Nós eramos uns dez ou onze convidados,
- Todos buscando o gozo e achando o abatimento,
E todos afinal vencidos e quebrados
No combate da Vida inutil e incruento.

Tocava o termo a ceia - e ia surgindo o alvor
Da madrugada vaga, etherea e crystallina,
A alguns trazendo a vida, e enchendo outros de horor,
Branca como uma flor de prata florentina.

Todos riam sem causa. - A estolida batalha
Da Materia e da Luz travara-se afinal,
E eram já côr de vinho os risos e a toalha,
- E arrojavam-se ao ar os copos de crystal.

Crusavam-se no ar ditos como facadas;
Escandalos de amor, historias sensuaes...
- Rolavam nos divans caindo, ás gargalhadas,
Sujos como truões, torpes como animaes.

Um agitando o ar com risos desmanchados,
Recitava canções, farças, Hamlet e Ophelia;
- Outro perdido o olhar, e os braços encruzados,
De bruços, n'um divan, roia uma camelia!

Outros fingindo a dôr, fallavam dos ausentes,
Das amantes, dos paes, com gritos d'afflicção,
- Um brandia um punhal, com ditos incoherentes;
- Outro sobre um sophá ladrava como um cão.

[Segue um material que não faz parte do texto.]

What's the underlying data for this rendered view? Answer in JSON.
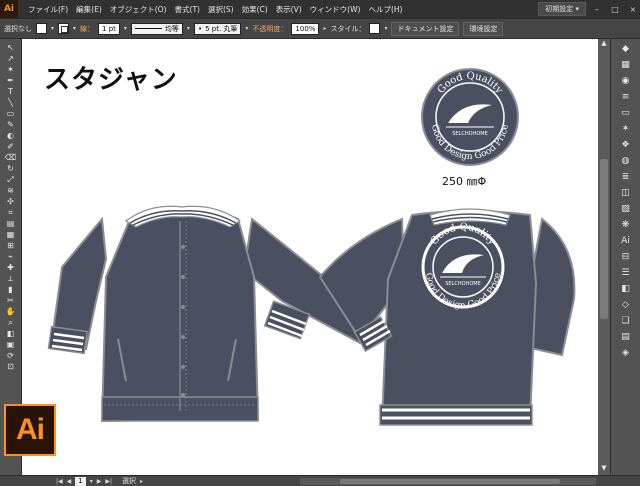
{
  "app": {
    "logo": "Ai",
    "badge": "Ai"
  },
  "menu": [
    "ファイル(F)",
    "編集(E)",
    "オブジェクト(O)",
    "書式(T)",
    "選択(S)",
    "効果(C)",
    "表示(V)",
    "ウィンドウ(W)",
    "ヘルプ(H)"
  ],
  "menubar_right": {
    "workspace": "初期設定",
    "workspace_caret": "▾",
    "minimize": "–",
    "maximize": "□",
    "close": "×"
  },
  "control": {
    "selection": "選択なし",
    "stroke_label": "線：",
    "stroke_weight": "1 pt",
    "profile": "均等",
    "brush": "5 pt. 丸筆",
    "opacity_label": "不透明度：",
    "opacity": "100%",
    "style_label": "スタイル：",
    "doc_settings": "ドキュメント設定",
    "prefs": "環境設定"
  },
  "tools": [
    "↖",
    "↗",
    "✶",
    "✒",
    "T",
    "╲",
    "▭",
    "✎",
    "◐",
    "✐",
    "⌫",
    "↻",
    "⤢",
    "≋",
    "✣",
    "⌗",
    "▤",
    "▦",
    "⊞",
    "⌁",
    "✚",
    "⟂",
    "▮",
    "✂",
    "✋",
    "⌕",
    "◧",
    "▣",
    "⟳",
    "⊡"
  ],
  "canvas": {
    "title": "スタジャン",
    "size_label": "250 ㎜Φ",
    "emblem": {
      "arc_top": "Good Quality",
      "arc_bottom": "Good Design Good Price",
      "center": "SELCHOHOME"
    }
  },
  "right_panel": [
    "◆",
    "▦",
    "◉",
    "≡",
    "▭",
    "✶",
    "❖",
    "◍",
    "≣",
    "◫",
    "▧",
    "❋",
    "Ai",
    "⊟",
    "☰",
    "◧",
    "◇",
    "❏",
    "▤",
    "◈"
  ],
  "status": {
    "zoom": "",
    "artboard": "1",
    "mode": "選択"
  },
  "colors": {
    "jacket": "#4b5060",
    "outline": "#8a8d94",
    "rib": "#ffffff",
    "accent": "#f7931e"
  }
}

Era um delirio atroz de risos pelos ares!
- Ah! mas eu, que só quero a paz dos vegetaes,
Feliz! então feliz! matava os meus pesares
N'aquelle ocio imbecil da pedra e dos metaes!

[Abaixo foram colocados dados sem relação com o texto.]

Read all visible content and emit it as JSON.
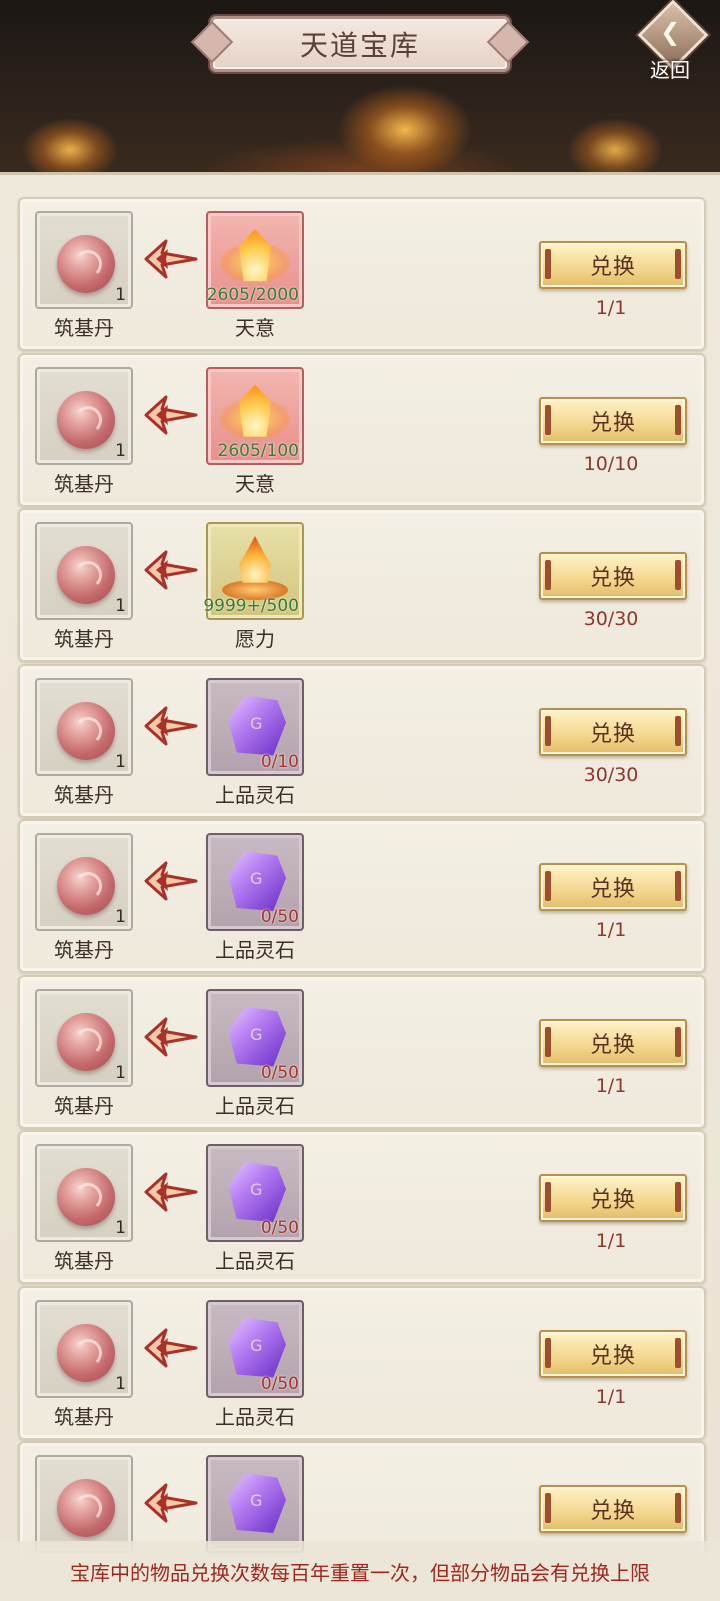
{
  "header": {
    "title": "天道宝库",
    "back_label": "返回"
  },
  "rows": [
    {
      "reward_name": "筑基丹",
      "reward_count": "1",
      "cost_name": "天意",
      "cost_qty": "2605/2000",
      "cost_icon": "heavenly-will-crystal-icon",
      "button_label": "兑换",
      "limit": "1/1"
    },
    {
      "reward_name": "筑基丹",
      "reward_count": "1",
      "cost_name": "天意",
      "cost_qty": "2605/100",
      "cost_icon": "heavenly-will-crystal-icon",
      "button_label": "兑换",
      "limit": "10/10"
    },
    {
      "reward_name": "筑基丹",
      "reward_count": "1",
      "cost_name": "愿力",
      "cost_qty": "9999+/500",
      "cost_icon": "wish-power-flame-icon",
      "button_label": "兑换",
      "limit": "30/30"
    },
    {
      "reward_name": "筑基丹",
      "reward_count": "1",
      "cost_name": "上品灵石",
      "cost_qty": "0/10",
      "cost_icon": "spirit-stone-icon",
      "button_label": "兑换",
      "limit": "30/30"
    },
    {
      "reward_name": "筑基丹",
      "reward_count": "1",
      "cost_name": "上品灵石",
      "cost_qty": "0/50",
      "cost_icon": "spirit-stone-icon",
      "button_label": "兑换",
      "limit": "1/1"
    },
    {
      "reward_name": "筑基丹",
      "reward_count": "1",
      "cost_name": "上品灵石",
      "cost_qty": "0/50",
      "cost_icon": "spirit-stone-icon",
      "button_label": "兑换",
      "limit": "1/1"
    },
    {
      "reward_name": "筑基丹",
      "reward_count": "1",
      "cost_name": "上品灵石",
      "cost_qty": "0/50",
      "cost_icon": "spirit-stone-icon",
      "button_label": "兑换",
      "limit": "1/1"
    },
    {
      "reward_name": "筑基丹",
      "reward_count": "1",
      "cost_name": "上品灵石",
      "cost_qty": "0/50",
      "cost_icon": "spirit-stone-icon",
      "button_label": "兑换",
      "limit": "1/1"
    },
    {
      "reward_name": "",
      "reward_count": "",
      "cost_name": "",
      "cost_qty": "",
      "cost_icon": "spirit-stone-icon",
      "button_label": "兑换",
      "limit": ""
    }
  ],
  "footer": {
    "notice": "宝库中的物品兑换次数每百年重置一次，但部分物品会有兑换上限"
  },
  "colors": {
    "qty_sufficient": "#3a7a32",
    "qty_insufficient": "#a8322a",
    "notice_text": "#a0281e"
  }
}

Havia extinto em mim as ultimas scentelhas; -
Julgava achar-me só n'aquelle phrenesim,
Não sentia pungir as minhas magoas velhas,
Feliz! muito feliz! - ah! descansava emfim!

Repousava a final da pallida batalha,
Espalhava-se em mim o grande esquecimento;
Cuidava achar-me emfim cingido da mortalha,
Ou minhas cinzas já dispersas pelo vento.

Quando um d'elles então--n'uma ironia rude,
E erguendo-se de pé, na vasta confusão,
Com um rir bestial ergueu uma saude
- Áquella que tornou-me em cinza o coração!...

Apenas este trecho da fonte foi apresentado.